Restoring a Case SC and have lots of spots down to bare metal. I ordered Tisco Flambeau Red and would like to know what primer to use and what color? Thanks!


----------



## mark777 (Jul 23, 2004)

Russ,

If you can somehow justify this in your budget...get a respected brand of 2 part epoxy primer. Doesn't matter if it's PPG, DuPont etc. but the high-line (high price) epoxy primers are forever. Seriously, once their on there (and fully cured in 4 hours @ 72°), they resist even chemical striping.

A neutral or platinum gray well be the easiest to cover with colors like white, yellow, orange and red. No bleed through and usually cover on a second full wet coat and finish on the third.

What type paint (chemistry) are you using?? Oil bases, synthetic, acrylic or urethane?

Mark


----------



## russ (Aug 2, 2006)

Mark....thanks so much....Tisco paint is high strength air dry enamel with Alkyd resins. Do you know who would retail the 2 part epoxy primer? Sure appreciate the advice....this one is for my son and it's a nostalgia thing as he learned to drive tractor on an SC and we're shooting for somewhere between working tractor and parade-ready. Russ


----------



## mark777 (Jul 23, 2004)

Hey Russ,

Any automotive paint store that supplies body shops will carry either DuPont or PPG (never both though ).
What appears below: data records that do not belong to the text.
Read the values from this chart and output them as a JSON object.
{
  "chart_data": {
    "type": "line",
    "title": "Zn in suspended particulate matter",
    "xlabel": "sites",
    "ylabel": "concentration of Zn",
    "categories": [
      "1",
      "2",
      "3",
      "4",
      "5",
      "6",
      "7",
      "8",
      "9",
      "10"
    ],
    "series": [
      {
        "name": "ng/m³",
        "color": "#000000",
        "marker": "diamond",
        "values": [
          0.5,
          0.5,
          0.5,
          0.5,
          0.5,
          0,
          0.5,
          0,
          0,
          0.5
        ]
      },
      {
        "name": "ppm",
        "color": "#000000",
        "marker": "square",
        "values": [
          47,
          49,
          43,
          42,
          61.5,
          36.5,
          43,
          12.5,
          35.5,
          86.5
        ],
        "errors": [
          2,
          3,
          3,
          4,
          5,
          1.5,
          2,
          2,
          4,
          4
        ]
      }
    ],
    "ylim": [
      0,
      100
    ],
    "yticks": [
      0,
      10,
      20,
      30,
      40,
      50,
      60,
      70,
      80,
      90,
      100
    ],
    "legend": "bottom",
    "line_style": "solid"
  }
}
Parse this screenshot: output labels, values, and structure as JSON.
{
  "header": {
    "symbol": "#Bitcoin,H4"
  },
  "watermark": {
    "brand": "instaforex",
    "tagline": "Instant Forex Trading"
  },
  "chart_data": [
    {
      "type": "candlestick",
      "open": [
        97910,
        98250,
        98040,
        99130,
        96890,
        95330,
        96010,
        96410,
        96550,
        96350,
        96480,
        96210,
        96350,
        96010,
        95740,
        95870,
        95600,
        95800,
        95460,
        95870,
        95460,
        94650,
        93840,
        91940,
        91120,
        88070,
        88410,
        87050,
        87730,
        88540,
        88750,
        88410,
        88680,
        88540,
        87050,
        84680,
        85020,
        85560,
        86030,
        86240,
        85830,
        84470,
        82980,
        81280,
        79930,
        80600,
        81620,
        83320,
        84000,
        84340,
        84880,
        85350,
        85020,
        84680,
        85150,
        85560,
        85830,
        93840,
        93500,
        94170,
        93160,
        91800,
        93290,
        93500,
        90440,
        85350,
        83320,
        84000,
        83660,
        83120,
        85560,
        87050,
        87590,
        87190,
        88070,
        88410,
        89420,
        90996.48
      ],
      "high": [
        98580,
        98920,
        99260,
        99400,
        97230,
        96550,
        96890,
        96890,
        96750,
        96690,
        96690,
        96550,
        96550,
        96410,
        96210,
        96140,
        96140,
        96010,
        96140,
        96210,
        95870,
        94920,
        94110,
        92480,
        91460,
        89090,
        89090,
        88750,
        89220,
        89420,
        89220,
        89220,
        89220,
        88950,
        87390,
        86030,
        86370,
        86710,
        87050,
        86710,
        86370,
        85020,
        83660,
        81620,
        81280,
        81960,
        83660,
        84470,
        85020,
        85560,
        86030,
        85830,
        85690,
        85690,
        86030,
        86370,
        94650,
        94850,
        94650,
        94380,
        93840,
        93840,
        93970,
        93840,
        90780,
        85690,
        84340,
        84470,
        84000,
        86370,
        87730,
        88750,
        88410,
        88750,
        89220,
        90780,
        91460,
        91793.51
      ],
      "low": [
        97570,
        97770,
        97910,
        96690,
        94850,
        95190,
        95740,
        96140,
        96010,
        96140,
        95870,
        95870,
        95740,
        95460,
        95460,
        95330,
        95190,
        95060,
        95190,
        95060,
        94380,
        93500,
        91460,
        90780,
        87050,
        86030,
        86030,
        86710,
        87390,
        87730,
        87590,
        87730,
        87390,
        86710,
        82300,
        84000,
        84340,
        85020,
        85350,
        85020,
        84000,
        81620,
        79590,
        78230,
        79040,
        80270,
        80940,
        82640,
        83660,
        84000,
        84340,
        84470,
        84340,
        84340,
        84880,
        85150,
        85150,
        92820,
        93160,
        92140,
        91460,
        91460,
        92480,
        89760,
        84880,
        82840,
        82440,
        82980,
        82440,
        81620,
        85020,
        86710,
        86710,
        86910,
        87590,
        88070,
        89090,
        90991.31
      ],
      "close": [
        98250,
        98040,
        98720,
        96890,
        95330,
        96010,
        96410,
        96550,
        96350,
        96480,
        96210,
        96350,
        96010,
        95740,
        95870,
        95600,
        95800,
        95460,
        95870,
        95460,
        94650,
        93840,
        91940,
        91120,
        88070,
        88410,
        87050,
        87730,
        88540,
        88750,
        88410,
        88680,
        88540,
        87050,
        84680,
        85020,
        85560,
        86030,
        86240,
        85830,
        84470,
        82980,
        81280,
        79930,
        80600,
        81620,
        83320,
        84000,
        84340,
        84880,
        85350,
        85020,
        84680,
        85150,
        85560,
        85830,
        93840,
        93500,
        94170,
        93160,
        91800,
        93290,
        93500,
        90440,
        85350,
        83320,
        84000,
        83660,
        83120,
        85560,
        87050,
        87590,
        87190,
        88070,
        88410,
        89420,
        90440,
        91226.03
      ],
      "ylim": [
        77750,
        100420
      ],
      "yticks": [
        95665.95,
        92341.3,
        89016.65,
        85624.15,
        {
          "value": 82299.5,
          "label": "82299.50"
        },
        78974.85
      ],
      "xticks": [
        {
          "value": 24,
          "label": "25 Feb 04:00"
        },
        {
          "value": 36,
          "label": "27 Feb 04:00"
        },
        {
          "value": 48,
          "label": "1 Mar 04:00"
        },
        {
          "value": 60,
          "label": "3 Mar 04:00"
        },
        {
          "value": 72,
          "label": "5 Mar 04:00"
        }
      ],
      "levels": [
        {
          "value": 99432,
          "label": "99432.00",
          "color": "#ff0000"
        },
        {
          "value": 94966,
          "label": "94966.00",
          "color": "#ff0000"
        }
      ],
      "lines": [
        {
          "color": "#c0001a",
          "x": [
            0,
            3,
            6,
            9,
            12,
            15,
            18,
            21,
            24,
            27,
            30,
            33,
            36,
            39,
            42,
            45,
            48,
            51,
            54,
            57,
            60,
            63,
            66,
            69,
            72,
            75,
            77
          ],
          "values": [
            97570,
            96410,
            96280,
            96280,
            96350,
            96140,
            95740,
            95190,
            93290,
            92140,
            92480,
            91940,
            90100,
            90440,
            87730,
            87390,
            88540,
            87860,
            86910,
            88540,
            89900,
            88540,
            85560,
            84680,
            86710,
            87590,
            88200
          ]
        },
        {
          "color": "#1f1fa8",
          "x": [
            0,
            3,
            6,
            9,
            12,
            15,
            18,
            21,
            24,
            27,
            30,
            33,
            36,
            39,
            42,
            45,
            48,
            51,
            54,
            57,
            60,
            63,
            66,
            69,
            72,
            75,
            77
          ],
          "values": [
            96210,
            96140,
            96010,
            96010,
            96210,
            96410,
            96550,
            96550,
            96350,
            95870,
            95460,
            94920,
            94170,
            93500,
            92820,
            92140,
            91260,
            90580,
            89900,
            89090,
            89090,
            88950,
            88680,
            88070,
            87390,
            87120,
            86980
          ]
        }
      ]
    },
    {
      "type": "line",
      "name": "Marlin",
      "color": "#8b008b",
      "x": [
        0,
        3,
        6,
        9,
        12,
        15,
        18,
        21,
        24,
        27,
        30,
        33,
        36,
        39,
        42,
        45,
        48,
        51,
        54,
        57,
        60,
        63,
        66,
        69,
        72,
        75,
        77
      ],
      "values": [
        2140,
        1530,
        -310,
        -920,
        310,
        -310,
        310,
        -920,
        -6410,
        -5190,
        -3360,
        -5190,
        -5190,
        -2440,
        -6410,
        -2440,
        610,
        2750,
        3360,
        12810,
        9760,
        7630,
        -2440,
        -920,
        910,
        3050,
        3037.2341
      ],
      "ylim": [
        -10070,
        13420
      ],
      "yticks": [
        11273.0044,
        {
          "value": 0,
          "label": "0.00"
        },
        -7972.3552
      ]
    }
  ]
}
I use PPG and only because I prefer their product line...and hate to intermix brands and chemicals. I just bought some last week, a quart + activator runs about $50-$60 and is plenty to give a tractor (your size) a full 2 wet coats on all the exterior sheet metal. 

Mark


----------



## russ (Aug 2, 2006)

Mark....thanks once more...you read my mind...I forgot to ask how much primer would be needed. Another bothersome question...need new rubber all the way around....do you suggest to paint the wheels with old rubber on or have old rubber removed, paint, and then new rubber installed? Thanks! 
Russ


----------



## mark777 (Jul 23, 2004)

Russ - it looks good both ways but...

Always better when you remove the rubber. No chance for the slightest bit of overspray, easier to hand sand, better coverage especially around the valve stem hole, AND NO DRY spots like when trying to spin a big wheel back and forth to cover both sides.

Mark


----------



## chrpmaster (May 5, 2004)

russ

Welcome to the forum. it looks like you have hooked up with one of our resident tractor painting experts. He will steer you to the right answers. Good luck on your project. 

I know I (and others here) would love to see pictures of your progress if you want to post them. I also have a Case SC though mine will never be mistaken for restored. You can see pics in the ugliest tractor contest post a while back. Needless to say I won 

Andy


----------



## caseman-d (Nov 29, 2003)

I also have a Case SC though mine will never be mistaken for restored. You can see pics in the ugliest tractor contest post a while back. Needless to say I won 

Andy, Guess I missed that contest. I would have given you a run for your money( as they say). Just think how many people restore and go to all that work to win and then find out some guy paid big bucks to win a first place. Heck Andy you probably didn't have to put out much to win a first. :furious: :whine: :band: :dancingfo encil sm :lmao:


----------



## chrpmaster (May 5, 2004)

> _Originally posted by caseman-d _
> * Heck Andy you probably didn't have to put out much to win a first.*


* 

No I must admit I didn't have to prepare much for that competition.  I just let the pics of the old girl speak for themselves.

Andy*


----------